In less than forty minutes, she was on her bike, heading to the local drugstore, which had advertised for a sales clerk. Full time, minimum wage.
Inside the bright store, with its array of colorful shelving, she paused and looked around. At the nearest cash register, a heavyset woman with a beehive-like gray pile of hair stood, talking on her cell phone.
Lexi went to the checkout line and stood there.
“You buying something, hon?” the woman said, lowering the phone just a little.
“I’m here for the job.”
“Oh.” The woman bent forward, pressed one scythelike red fingernail to the store intercom, and said, “Manager to register one, please.” Then she smiled at Lexi, straightened, and went back to her phone conversation.
“Thank you,” Lexi said, although the woman wasn’t listening.
Lexi saw the manager approach register one. He was a tall, thin man, very Ichabod Crane–y, with a nose like an eagle’s beak and spiny eyebrows that grew wild as blackberry bushes.

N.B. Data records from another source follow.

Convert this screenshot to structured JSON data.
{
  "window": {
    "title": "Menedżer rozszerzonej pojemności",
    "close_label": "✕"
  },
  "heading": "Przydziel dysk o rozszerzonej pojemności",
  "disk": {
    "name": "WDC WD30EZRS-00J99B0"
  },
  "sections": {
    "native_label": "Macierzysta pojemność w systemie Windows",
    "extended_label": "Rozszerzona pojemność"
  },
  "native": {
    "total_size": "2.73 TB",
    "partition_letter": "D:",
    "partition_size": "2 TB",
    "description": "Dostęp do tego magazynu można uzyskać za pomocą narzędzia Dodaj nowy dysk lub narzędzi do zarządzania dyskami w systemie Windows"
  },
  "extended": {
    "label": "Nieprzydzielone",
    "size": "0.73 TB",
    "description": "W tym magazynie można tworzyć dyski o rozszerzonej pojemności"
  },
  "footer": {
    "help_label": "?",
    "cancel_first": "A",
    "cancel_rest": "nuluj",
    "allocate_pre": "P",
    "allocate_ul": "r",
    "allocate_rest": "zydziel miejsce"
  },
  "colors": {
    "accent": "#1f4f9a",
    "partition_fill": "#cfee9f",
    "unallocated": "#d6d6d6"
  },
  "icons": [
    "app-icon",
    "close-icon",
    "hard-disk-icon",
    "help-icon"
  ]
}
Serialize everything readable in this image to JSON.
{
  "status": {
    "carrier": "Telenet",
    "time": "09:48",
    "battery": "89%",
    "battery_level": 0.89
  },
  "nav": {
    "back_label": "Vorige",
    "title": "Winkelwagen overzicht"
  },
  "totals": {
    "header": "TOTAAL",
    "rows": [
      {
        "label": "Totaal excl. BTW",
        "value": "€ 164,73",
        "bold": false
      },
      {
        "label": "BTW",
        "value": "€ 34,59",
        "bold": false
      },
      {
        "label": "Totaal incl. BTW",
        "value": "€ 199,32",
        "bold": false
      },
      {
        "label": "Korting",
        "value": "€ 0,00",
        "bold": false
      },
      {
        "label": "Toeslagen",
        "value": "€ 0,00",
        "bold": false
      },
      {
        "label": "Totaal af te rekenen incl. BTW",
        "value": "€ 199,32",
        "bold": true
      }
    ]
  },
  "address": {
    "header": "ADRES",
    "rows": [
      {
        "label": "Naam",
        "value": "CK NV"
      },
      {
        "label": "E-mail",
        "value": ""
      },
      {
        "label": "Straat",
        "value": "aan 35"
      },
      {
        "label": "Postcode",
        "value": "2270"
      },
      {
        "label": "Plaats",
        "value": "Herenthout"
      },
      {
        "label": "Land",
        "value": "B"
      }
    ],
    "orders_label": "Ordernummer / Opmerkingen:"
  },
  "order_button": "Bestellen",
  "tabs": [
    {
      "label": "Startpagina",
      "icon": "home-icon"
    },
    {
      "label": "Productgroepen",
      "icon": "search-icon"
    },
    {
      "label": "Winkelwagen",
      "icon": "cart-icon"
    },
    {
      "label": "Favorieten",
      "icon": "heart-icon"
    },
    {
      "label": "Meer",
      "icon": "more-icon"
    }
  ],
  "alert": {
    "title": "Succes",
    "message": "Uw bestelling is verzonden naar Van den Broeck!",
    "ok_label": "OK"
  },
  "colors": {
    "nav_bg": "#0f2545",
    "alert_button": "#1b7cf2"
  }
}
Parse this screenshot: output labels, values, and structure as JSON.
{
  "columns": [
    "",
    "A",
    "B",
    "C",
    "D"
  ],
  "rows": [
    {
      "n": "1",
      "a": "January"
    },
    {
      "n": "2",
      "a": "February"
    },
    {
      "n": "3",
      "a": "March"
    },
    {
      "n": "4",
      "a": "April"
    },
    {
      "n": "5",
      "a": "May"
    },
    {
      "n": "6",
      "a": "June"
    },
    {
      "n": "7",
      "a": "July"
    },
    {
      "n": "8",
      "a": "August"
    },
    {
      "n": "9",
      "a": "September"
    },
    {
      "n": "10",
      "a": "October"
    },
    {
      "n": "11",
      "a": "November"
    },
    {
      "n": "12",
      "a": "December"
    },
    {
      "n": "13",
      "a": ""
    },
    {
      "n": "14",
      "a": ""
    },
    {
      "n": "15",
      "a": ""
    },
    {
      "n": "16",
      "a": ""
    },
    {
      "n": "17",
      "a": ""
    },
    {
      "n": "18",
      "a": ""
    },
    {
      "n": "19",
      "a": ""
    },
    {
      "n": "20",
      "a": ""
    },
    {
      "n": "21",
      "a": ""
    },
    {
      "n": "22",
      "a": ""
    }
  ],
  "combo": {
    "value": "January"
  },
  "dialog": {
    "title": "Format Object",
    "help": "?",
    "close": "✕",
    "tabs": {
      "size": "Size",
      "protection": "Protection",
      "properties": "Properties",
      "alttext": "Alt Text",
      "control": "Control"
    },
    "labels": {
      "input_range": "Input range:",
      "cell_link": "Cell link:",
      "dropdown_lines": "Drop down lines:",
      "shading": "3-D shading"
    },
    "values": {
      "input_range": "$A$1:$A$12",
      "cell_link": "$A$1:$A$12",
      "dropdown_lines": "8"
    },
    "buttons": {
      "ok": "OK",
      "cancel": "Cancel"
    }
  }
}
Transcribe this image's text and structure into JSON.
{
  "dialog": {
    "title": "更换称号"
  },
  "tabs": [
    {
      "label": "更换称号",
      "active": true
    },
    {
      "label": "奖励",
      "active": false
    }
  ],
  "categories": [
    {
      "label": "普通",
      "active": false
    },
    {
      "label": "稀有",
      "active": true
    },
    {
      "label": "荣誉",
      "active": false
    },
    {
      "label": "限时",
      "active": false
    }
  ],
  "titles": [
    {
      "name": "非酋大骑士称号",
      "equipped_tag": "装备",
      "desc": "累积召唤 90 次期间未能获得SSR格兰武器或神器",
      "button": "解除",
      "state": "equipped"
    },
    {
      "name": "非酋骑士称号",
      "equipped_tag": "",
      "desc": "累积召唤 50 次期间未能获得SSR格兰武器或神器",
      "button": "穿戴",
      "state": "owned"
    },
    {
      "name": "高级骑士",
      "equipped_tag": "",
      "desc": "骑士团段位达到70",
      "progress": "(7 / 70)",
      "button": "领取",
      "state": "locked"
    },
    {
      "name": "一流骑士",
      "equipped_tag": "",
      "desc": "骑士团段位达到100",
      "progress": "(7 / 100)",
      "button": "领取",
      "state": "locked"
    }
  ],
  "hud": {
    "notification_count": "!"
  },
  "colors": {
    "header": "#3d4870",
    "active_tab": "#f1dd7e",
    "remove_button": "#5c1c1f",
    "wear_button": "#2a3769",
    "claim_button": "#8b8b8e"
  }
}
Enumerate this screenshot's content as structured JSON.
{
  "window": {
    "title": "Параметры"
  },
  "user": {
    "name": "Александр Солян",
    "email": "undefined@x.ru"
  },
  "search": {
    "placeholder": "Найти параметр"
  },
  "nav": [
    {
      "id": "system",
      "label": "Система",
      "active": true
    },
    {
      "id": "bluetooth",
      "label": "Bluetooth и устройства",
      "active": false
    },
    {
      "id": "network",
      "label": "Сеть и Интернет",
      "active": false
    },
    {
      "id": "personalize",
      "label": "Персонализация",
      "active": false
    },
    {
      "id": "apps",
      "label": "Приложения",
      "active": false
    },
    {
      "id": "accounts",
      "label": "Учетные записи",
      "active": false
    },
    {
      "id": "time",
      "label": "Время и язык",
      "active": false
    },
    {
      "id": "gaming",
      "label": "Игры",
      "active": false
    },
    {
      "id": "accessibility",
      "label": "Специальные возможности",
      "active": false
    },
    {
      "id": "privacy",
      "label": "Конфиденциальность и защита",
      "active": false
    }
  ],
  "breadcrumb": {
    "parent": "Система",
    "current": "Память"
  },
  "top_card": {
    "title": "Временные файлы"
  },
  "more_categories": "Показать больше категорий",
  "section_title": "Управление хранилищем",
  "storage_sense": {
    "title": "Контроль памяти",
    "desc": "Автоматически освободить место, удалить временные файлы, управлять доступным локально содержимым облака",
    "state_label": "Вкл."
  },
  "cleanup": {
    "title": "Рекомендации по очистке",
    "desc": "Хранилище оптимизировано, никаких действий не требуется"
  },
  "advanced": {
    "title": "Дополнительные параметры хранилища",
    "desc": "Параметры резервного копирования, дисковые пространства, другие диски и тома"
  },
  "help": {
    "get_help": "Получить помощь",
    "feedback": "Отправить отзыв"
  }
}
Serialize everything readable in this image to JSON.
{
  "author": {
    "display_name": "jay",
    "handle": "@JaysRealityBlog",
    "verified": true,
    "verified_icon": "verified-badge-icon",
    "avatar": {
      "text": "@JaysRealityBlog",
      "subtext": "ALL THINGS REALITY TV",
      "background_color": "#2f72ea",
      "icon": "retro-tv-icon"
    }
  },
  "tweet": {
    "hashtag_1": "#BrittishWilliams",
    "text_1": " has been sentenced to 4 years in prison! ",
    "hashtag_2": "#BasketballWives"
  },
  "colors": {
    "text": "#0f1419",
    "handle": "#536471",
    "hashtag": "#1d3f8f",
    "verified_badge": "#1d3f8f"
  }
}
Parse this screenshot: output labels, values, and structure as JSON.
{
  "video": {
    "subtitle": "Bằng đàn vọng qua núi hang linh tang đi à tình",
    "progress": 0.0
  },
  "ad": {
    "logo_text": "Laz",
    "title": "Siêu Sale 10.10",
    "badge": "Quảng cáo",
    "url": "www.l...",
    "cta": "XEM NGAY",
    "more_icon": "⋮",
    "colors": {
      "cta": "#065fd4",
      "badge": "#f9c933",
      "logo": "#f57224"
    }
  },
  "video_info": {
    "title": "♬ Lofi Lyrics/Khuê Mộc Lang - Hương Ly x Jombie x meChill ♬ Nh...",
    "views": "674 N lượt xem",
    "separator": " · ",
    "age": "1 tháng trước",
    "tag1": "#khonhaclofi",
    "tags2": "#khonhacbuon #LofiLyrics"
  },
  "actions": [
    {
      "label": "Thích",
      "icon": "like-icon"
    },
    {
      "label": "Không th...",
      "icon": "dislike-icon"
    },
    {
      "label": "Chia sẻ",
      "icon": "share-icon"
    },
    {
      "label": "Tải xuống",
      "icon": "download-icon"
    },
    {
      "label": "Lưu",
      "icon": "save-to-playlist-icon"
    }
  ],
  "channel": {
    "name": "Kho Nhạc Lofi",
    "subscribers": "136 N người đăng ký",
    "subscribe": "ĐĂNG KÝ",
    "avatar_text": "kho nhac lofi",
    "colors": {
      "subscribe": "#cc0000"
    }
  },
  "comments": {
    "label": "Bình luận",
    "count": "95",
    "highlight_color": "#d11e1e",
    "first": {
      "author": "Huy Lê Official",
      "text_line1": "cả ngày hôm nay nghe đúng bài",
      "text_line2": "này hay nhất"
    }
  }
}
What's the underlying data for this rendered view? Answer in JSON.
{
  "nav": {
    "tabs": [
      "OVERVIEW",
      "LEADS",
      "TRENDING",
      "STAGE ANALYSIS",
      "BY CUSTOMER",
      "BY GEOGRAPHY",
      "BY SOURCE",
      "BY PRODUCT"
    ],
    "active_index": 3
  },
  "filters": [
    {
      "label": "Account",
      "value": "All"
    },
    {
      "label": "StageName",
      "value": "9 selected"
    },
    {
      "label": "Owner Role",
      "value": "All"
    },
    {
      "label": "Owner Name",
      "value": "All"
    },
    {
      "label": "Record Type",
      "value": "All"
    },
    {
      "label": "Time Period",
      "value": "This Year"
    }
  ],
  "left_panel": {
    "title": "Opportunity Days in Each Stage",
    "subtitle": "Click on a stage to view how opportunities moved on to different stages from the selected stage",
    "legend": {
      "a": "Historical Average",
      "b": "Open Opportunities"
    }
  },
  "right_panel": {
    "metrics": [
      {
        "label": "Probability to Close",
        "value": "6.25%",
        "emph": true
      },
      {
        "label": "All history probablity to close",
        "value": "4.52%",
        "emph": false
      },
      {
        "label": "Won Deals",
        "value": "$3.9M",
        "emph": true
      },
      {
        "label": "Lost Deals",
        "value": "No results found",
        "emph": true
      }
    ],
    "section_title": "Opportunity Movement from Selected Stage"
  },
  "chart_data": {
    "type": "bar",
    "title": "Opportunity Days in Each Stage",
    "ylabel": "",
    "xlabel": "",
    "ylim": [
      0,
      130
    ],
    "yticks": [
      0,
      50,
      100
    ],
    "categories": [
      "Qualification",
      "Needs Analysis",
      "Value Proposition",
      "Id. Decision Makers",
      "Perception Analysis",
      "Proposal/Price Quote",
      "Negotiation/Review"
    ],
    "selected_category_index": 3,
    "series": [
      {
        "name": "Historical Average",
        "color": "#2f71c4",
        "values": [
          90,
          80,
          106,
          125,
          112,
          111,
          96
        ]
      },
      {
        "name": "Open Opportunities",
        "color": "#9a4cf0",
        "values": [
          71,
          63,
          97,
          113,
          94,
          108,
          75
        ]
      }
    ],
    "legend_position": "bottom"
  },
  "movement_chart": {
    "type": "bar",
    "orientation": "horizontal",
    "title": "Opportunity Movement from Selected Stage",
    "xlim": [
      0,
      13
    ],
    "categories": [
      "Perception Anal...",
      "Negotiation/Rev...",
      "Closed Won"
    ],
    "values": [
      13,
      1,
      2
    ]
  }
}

She moved toward him confidently, extended her hand. “Hello, sir. I’m Alexa Baill. I’ve come to apply for the clerk position.”
He shook her hand. “Follow me.”
She followed him back into a small, windowless office that was stacked high with cardboard boxes. He sat behind the metal desk and pointed to a stool in the corner.
She dragged the stool over to the desk and sat down, feeling a little conspicuous on the perch.
“Do you have a résumé?”
Lexi felt her cheeks heat up. “No. It’s a sales clerk job, right? In high school, I worked at Amoré, the ice cream shop. I’m good with money and even better with people. I’m a good employee, and I can work any shift. I could get you some recommendations.”
“When did you work at Amoré?”
“From 2002 to 2004. I … quit in June, after I graduated from high school.”
He wrote something down on a piece of paper that looked like an application. “And you’re home from college now? Is this a summer job for you?”
“No. I’m looking for full-time employment.”
He looked up sharply. His thick eyebrows veed together. “You went to Pine Island High?”
“Yes.”
“Most local kids don’t work here full-time. Where have you worked since high school?”
Lexi swallowed hard. “Part-time in a library.”
“What library?”
She let out a quiet breath and lost her good posture. “Purdy.”
“You don’t mean—”
“The prison. I’ve been in prison for a few years. But now I’m out, and I’ll be a good employee. I guarantee you that.” She was speaking, but it was useless. She saw the way his face shuttered at the word prison, the way he wouldn’t meet her gaze now.
“All right, then,” he said, giving her his first smile—and it was pure fiction. “I’ll contact you when we’ve made our decision.”
“That means no job,” she said, sliding off the stool.
“It means I’ll contact you if we want to hire you.”
“Yeah.” She tried to stay optimistic; it was only the first of many potential jobs. Maybe other employers would be more liberal minded. “So, do you want my phone number?”
He looked at her finally. “You can give it to me if you want.”
She wanted to tell him no way and walk out with some stitch of dignity, but she had Grace to consider, so she wrote down her phone number and left the drugstore’s bright interior. Outside, she opened her newspaper and found the next opening. A waitress position at Esmerelda’s Mexican Kitchen.
For the rest of the afternoon, Lexi tried to believe in herself, even as one job after another evaporated in front of her. Most of the available positions were part-time, without benefits. She lost track of the times some employer had mentioned the economy as her enemy. Apparently she’d gone to prison in good times and come out in bad. Minimum wage was less than nine dollars an hour. That gave her maybe fifteen hundred dollars a month income, before taxes; well over half would go to rent.